Disputas por terras no Brasil vitimizam indígenas
POR SIMON ROMERO
ARAL MOREIRA, Brasil - Em um acampamento cercado por plantações de soja, perto da fronteira do Brasil com o Paraguai, os atiradores chegaram em caminhonetes durante a madrugada.
Testemunhas disseram que os homens atiraram em Nísio Gomes, 59, líder da população indígena guarani. Carregaram seu cadáver em um dos veículos e foram embora. "Queremos os ossos do meu pai", disse Valmir Gomes, 33, um dos filhos de Nísio, que presenciou o assassinato em novembro passado. "Ele não é um animal para ser arrastado daquele jeito."
Na disputa pelas terras ancestrais, os assassinatos e desaparecimentos de líderes indígenas continuam aumentando, o que deixa uma mancha sobre a ascensão econômica do Brasil. A expansão de enormes criações de gado e fazendas em regiões remotas produziu uma disputa pela terra que deixa os descendentes dos habitantes originais do Brasil desesperados para recuperá-las. Em alguns casos, eles invadem propriedades contestadas.
Enquanto isso, os proprietários de terras -muitos dos quais vivem em terras colonizadas há décadas por seus familiares nos chamados programas de colonização do governo- defendem igualmente suas reivindicações.
Os conflitos muitas vezes resultam em choques violentos, que podem terminar tragicamente para os índios: 51 foram mortos no Brasil em 2011. Vinte e quatro dessas mortes se relacionavam a disputas por terras, segundo o Conselho Indigenista Missionário, da Igreja Católica.
As mortes chamaram a atenção para um problema que ainda aflige o Brasil, que recebe a Conferência das Nações Unidas sobre Desenvolvimento Sustentável, no Rio de Janeiro. Vinte anos atrás, antes da primeira Cúpula da Terra no Rio, as autoridades reagiram às críticas internacionais sobre a morte de indígenas ianomâmis por garimpeiros criando uma reserva de 96 mil quilômetros quadrados na Amazônia.
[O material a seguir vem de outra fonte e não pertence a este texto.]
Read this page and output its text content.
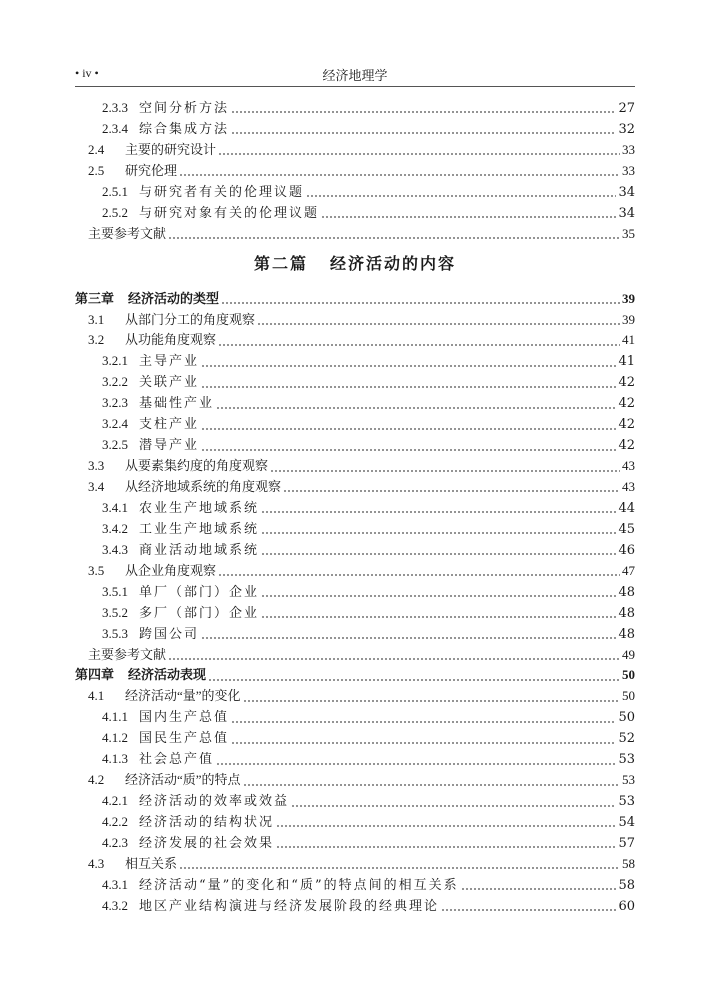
• iv •	经济地理学
2.3.3 空间分析方法	27
2.3.4 综合集成方法	32
2.4	主要的研究设计	33
2.5	研究伦理	33
2.5.1 与研究者有关的伦理议题	34
2.5.2 与研究对象有关的伦理议题	34
主要参考文献	35
第二篇 经济活动的内容
第三章	经济活动的类型	39
3.1	从部门分工的角度观察	39
3.2	从功能角度观察	41
3.2.1 主导产业	41
3.2.2 关联产业	42
3.2.3 基础性产业	42
3.2.4 支柱产业	42
3.2.5 潜导产业	42
3.3	从要素集约度的角度观察	43
3.4	从经济地域系统的角度观察	43
3.4.1 农业生产地域系统	44
3.4.2 工业生产地域系统	45
3.4.3 商业活动地域系统	46
3.5	从企业角度观察	47
3.5.1 单厂（部门）企业	48
3.5.2 多厂（部门）企业	48
3.5.3 跨国公司	48
主要参考文献	49
第四章	经济活动表现	50
4.1	经济活动“量”的变化	50
4.1.1 国内生产总值	50
4.1.2 国民生产总值	52
4.1.3 社会总产值	53
4.2	经济活动“质”的特点	53
4.2.1 经济活动的效率或效益	53
4.2.2 经济活动的结构状况	54
4.2.3 经济发展的社会效果	57
4.3	相互关系	58
4.3.1 经济活动“量”的变化和“质”的特点间的相互关系	58
4.3.2 地区产业结构演进与经济发展阶段的经典理论	60
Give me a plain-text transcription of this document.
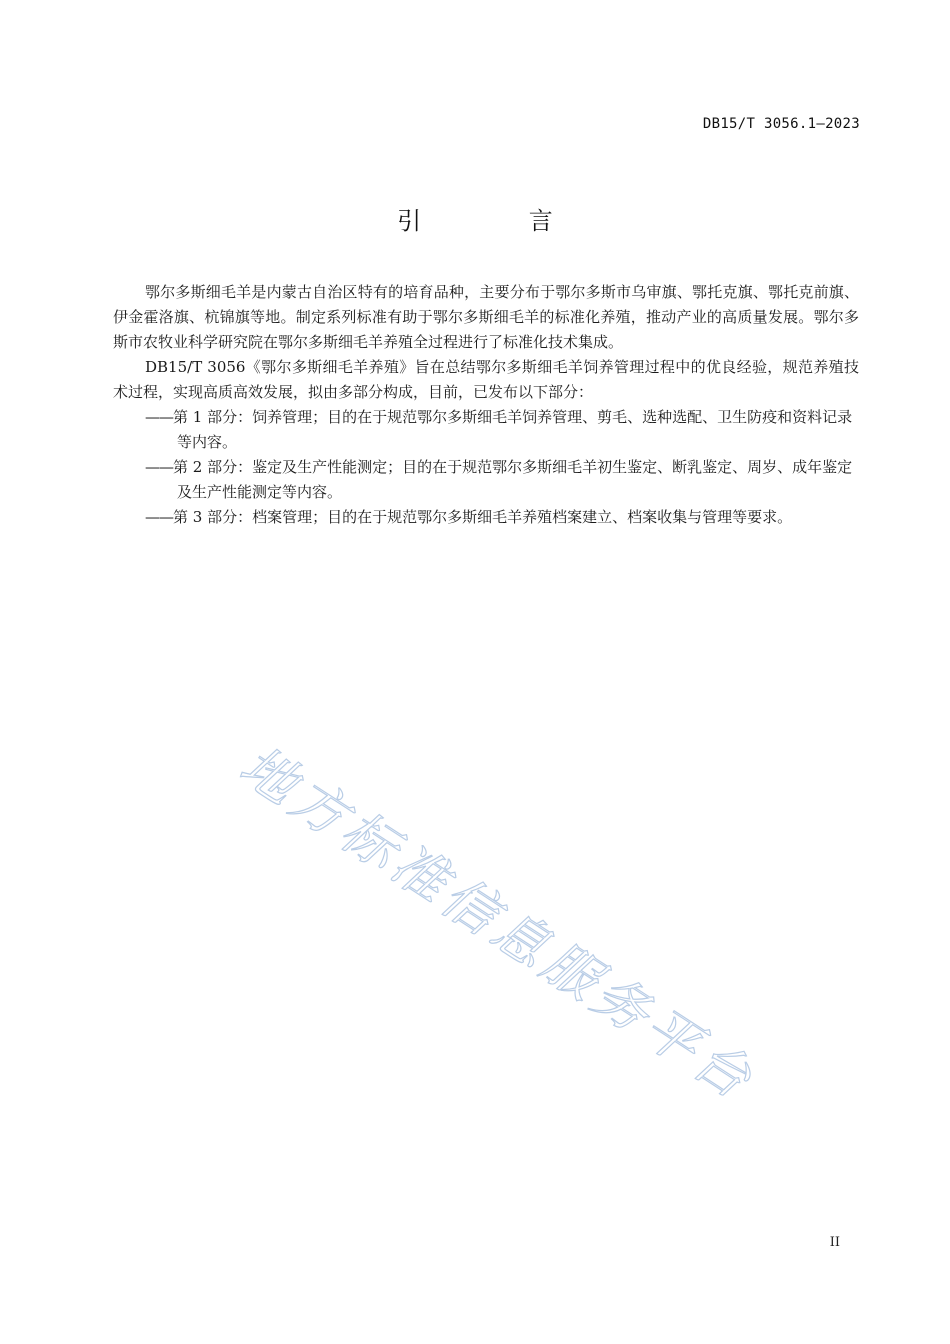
DB15/T 3056.1—2023
引 言

鄂尔多斯细毛羊是内蒙古自治区特有的培育品种，主要分布于鄂尔多斯市乌审旗、鄂托克旗、鄂托克前旗、伊金霍洛旗、杭锦旗等地。制定系列标准有助于鄂尔多斯细毛羊的标准化养殖，推动产业的高质量发展。鄂尔多斯市农牧业科学研究院在鄂尔多斯细毛羊养殖全过程进行了标准化技术集成。

DB15/T 3056《鄂尔多斯细毛羊养殖》旨在总结鄂尔多斯细毛羊饲养管理过程中的优良经验，规范养殖技术过程，实现高质高效发展，拟由多部分构成，目前，已发布以下部分：

——第 1 部分：饲养管理；目的在于规范鄂尔多斯细毛羊饲养管理、剪毛、选种选配、卫生防疫和资料记录等内容。
——第 2 部分：鉴定及生产性能测定；目的在于规范鄂尔多斯细毛羊初生鉴定、断乳鉴定、周岁、成年鉴定及生产性能测定等内容。
——第 3 部分：档案管理；目的在于规范鄂尔多斯细毛羊养殖档案建立、档案收集与管理等要求。
地方标准信息服务平台
II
A presidente Dilma Rousseff se antecipou este mês com a demarcação de sete áreas indígenas muito menores. Mas Cleber César Buzatto, o secretário-executivo do Conselho Indigenista Missionário, diz que a medida foi decepcionante porque as áreas, de modo geral, não eram foco de disputas por terra.
Em alguns casos, os tribunais abriram caminho para que alguns povos indígenas -que representam menos de 1% da população brasileira, de 191 milhões de habitantes- recuperassem suas terras. Em Roraima, em 2009, a Suprema Corte do Brasil expulsou plantadores de arroz das terras de 20 mil indígenas. Neste ano, o Supremo Tribunal Federal anulou os títulos privados de 200 propriedades no Estado da Bahia, decidindo que a terra pertencia à população pataxó hã hã hãe. A decisão se seguiu a choques que deixaram pelo menos dois mortos.
A tensão também aumenta na discussão sobre uma proposta de lei que abriria áreas indígenas à mineração. Essa situação mostra como a demanda por recursos naturais no Brasil pode exacerbar as disputas por terra.
Ataques contra povos indígenas persistem no Mato Grosso do Sul, onde empresas multinacionais como a Louis Dreyfus, gigante francesa de matérias-primas, têm investimentos.
O surto de riqueza na região contrasta com o desespero dos povos indígenas do Estado - cerca de 75 mil pessoas de uma população de 2,4 milhões. Sua marginalização tem raízes em políticas implementadas nos anos 1930, quando os governantes brasileiros encurralaram os guaranis em pequenas reservas com a intenção de abrir vastas áreas para os colonizadores que vinham de todo o país.
Os resultados para os indígenas foram desastrosos. À sombra da prosperidade do Mato Grosso do Sul, líderes indígenas chamam a atenção para as mortes de dezenas de crianças guaranis por causa da desnutrição e de uma epidemia de suicídios na última década, notadamente em Dourados, uma área urbana onde milhares de guaranis vivem amontoados em pequenos terrenos.
Enquanto a investigação sobre a morte de Gomes se arrasta, os guaranis vivem com medo. As famílias dormem em tendas no acampamento. Adolescentes patrulham com arcos e flechas. Quando os visitantes recebem permissão para entrar, as crianças seguram placas dizendo: "Queremos os ossos de nosso líder, Nísio Gomes".
Alguns proprietários de terras afirmam que o complexo sistema jurídico brasileiro dificulta a resolução das disputas.
"Os direitos de todos têm de ser garantidos", disse Roseli Maria Ruiz, cuja família possui uma fazenda que foi parcialmente ocupada há mais de uma década por guaranis e onde ocorrem choques com os indígenas. "Não podemos, como não nativos, ser tratados como cidadãos de segunda classe", disse. "Também devemos ter o direito de nos defender."